A shareholder can control certain aspects of the financial dealings within a company, but the extent of the control is limited, as is the responsibility or liability he has for failure on the part of the company.
Although the meaning of ownership has changed in that it has become a much more complex notion than “this is mine and that is yours,” the attitudes and beliefs that it once bred remain unchanged. To change these attitudes would need a prodigious exercise of thought and will, and it is easier and more comfortable–at least on the surface–to leave well enough alone. But, paradoxically, to leave well enough alone in this case means considerable rationalization, frustration, and even chaos.

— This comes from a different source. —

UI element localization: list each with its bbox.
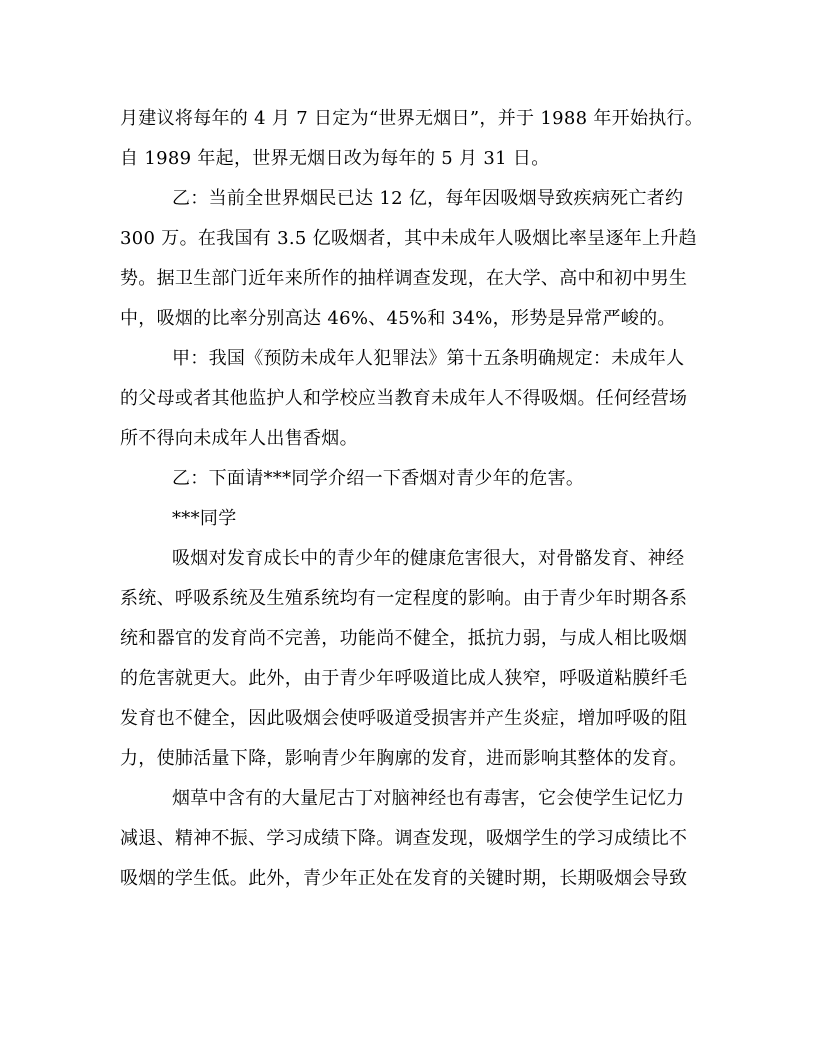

It would not be so bad if those who performed the magic of turning Cinderella shareholders into Queens for a Day were not taken in by their own magic; but they are.
One of the most pervasive dichotomies affecting our thinking and arising out of the univalent view is the management/employee dichotomy. A great deal of confusion has been created by this dichotomy because it naturally implies that managers are not employees. This implication is reinforced when managers discuss employees: “All that employees really want is as much money for as little work as they can get.” “A company is not there for the good of its employees.” And so on. When a manager says this, he is talking about them–the employees–not himself.
But the question naturally arises that if the manager is not an employee, what is he? This is where the shareholder-owner illusion becomes useful. Given the polarity “owner/employees” managers gravitate toward the belief in the univalent view of organization. Power, it is said, is vested at the top and percolates unidimensionally through the organization. This gives rise to the great emphasis that is put on the “organization chart” with the board of directors, and frequently even the shareholders, at the top.